Kritik18. September 2020 Camille Vignes
Netflix: «Ratched» - L’envol loin d’un nid de coucou
«Hollywood», «The Politician », bientôt «The Prom» et maintenant «Ratched», contrairement au reste du monde, l’année 2020 s’est montrée plutôt fleurissante pour Ryan Murphy. Présentée comme un préquel au célèbre «Vol au-dessus d’un nid de coucou», cette dernière série devait s’attarder à raconter les origines de l’infirmière en chef du film de Milos Forman, Mildred Ratched (jouée à l’origine par Louise Fletcher). Mais après trois épisodes, force est de constater que l’homme derrière «American Horror Story» s’est plus servi de l’œuvre multioscarisée comme un prétexte que comme un réel point d’ancrage.
Plus de dix ans avant d’être la cynique tortionnaire de l’Oregon State Hospital de Salem, avant de dispenser des «thérapies» des plus douteuses aux patients de l’institut et d’user avec beaucoup trop d’adresse de culpabilisation, qu’était Mildred Ratched? Comment est-elle devenue l’odieux bourreau imaginé par Ken Kesey dans son roman de 1962 puis dépeint superbement à l’écran par Milos Forman en 1976 ? La réponse, Ryan Murphy propose de la donner dans une série en huit chapitres macabres, dérangés, qu’on devine engagés dès les trois premiers, bien éloignés du fameux personnage d’origine.
Mais tout autant que l’esthétique très personnelle et particulière de Ryan Murphy, toujours à la limite entre le too much comique et l’angoisse absolue, c’est son admiration complète et totale pour le cinéma qui se dégage de «Ratched». Si sa série d’anthologie se propose de revisiter les mythes de l’horreur, celle-ci vient, dès le départ, parfaire le tableau, citant avec passion et respect les classiques d’Hitchcock. Qui n’aura pas reconnu «Psychose» dans le motel étrange ou demeure Mildred Ratched? Qui n’aura pas pensé à «Sueurs Froides» dans son utilisation de la couleur verte?
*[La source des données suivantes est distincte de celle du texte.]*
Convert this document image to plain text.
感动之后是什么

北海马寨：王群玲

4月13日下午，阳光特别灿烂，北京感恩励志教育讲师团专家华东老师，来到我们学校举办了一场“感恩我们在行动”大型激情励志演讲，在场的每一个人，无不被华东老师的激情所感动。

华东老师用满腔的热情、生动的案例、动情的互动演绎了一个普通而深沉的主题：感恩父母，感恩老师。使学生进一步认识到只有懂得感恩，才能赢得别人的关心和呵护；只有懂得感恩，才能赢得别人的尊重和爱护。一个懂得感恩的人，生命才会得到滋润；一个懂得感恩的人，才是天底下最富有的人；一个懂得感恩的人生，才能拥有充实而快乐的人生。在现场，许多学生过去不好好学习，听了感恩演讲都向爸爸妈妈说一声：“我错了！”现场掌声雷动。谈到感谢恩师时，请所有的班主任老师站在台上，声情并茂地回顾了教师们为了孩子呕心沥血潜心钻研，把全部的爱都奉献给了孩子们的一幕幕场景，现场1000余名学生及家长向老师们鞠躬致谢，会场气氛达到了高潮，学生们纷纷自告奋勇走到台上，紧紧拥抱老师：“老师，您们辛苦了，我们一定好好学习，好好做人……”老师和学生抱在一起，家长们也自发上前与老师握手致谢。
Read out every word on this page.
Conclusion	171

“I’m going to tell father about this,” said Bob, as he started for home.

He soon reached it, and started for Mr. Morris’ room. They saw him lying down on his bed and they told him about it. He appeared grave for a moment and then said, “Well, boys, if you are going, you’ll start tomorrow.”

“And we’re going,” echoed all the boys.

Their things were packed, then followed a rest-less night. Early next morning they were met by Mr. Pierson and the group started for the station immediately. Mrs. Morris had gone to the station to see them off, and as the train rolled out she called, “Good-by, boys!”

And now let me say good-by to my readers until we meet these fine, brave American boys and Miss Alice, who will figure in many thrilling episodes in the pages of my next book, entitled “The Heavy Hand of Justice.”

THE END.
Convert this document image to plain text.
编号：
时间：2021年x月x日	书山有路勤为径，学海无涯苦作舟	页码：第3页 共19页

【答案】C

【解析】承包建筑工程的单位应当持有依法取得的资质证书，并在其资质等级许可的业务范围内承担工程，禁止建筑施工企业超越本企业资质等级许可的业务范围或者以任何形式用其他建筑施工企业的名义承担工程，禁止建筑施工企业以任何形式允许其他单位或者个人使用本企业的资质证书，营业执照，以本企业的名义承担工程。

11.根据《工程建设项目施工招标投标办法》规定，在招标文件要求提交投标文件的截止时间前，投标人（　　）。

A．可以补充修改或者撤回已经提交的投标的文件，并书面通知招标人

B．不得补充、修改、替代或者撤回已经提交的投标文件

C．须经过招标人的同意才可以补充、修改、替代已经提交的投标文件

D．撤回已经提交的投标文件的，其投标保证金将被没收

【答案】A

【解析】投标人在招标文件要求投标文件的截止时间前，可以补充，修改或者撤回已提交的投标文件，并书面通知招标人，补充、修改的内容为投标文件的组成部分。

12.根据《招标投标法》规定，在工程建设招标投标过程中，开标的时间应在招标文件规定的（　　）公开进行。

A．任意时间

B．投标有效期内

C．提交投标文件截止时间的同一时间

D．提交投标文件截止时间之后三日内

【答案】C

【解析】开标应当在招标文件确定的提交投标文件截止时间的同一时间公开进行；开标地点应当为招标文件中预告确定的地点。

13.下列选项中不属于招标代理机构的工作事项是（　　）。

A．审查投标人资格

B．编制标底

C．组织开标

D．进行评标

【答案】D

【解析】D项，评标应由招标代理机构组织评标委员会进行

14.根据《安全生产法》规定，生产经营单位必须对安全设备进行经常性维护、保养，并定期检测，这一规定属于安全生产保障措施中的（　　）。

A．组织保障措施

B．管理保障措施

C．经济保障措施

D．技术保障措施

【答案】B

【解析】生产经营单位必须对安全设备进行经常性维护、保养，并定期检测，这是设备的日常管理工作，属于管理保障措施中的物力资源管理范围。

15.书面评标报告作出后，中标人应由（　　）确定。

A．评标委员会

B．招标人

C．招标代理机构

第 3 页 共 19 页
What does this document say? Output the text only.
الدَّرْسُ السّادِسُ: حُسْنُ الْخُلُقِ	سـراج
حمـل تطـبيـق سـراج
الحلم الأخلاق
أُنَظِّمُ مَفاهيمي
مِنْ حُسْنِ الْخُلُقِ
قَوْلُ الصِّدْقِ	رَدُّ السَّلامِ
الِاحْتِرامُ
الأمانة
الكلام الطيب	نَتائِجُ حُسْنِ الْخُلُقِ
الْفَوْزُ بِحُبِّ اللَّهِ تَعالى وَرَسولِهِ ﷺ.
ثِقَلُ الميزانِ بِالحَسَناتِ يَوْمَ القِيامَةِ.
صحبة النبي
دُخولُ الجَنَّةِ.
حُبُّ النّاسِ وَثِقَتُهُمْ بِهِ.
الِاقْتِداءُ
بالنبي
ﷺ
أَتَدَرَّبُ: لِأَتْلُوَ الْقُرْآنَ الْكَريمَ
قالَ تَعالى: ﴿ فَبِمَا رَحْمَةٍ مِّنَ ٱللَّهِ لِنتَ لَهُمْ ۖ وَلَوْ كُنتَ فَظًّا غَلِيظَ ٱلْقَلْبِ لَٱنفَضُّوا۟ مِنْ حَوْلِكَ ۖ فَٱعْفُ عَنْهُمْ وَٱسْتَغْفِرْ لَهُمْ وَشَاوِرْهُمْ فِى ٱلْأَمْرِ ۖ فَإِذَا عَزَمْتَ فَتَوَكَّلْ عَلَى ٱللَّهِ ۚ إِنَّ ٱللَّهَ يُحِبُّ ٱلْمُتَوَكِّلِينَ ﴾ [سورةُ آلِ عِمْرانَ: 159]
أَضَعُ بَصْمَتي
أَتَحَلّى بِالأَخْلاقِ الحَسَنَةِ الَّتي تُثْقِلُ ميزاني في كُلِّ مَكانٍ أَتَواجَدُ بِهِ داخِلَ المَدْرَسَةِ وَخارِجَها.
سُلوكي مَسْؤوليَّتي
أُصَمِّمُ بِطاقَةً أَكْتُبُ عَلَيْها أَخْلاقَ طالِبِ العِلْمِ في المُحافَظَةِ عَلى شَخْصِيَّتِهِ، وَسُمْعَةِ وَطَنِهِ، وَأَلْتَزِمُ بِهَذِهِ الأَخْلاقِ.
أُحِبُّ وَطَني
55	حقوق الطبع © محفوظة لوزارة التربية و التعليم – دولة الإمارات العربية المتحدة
Qui n’aura pas reconnu l’ambiance sonore des films noirs, la manière d’introduire les tueurs?
Une profonde réussite...
«Ratched» aurait pu être une série indépendante qu’elle aurait aussi bien vécue, tant elle s’envole loin des horizons de son nid de coucou. Plantée plus de dix ans avant les évènements du matériel original, elle s’en émancipe complètement, ne tente même pas d’en citer quelques références. In fine, il est impossible de voir les liens qu’entretiennent le film et la série. La seule raison valable que l’on peut imaginer à cette connexion, après trois épisodes seulement, pourrait être l’envie de Ryan Murphy de réhabiliter une histoire dont le point de vue est aujourd’hui profondément passé et misogyne, grâce à ses personnages féminins forts - celui campé par Sarah Paulson évidemment, mais aussi par Cynthia Nixon ou encore Sharon Stone.
Bref, en seulement trois petits épisodes, Ryan Murphy laisse déjà toute la palette de ses ambitions se dessiner. Entre révérence faite à l’histoire d’Hollywood, appropriation d’une œuvre majeure dans un but bien précis, profondément réfléchi, préoccupations sociales personnelles et volonté toujours bien présente de décortiquer la figure du monstre… «Ratched» est déjà une profonde réussite.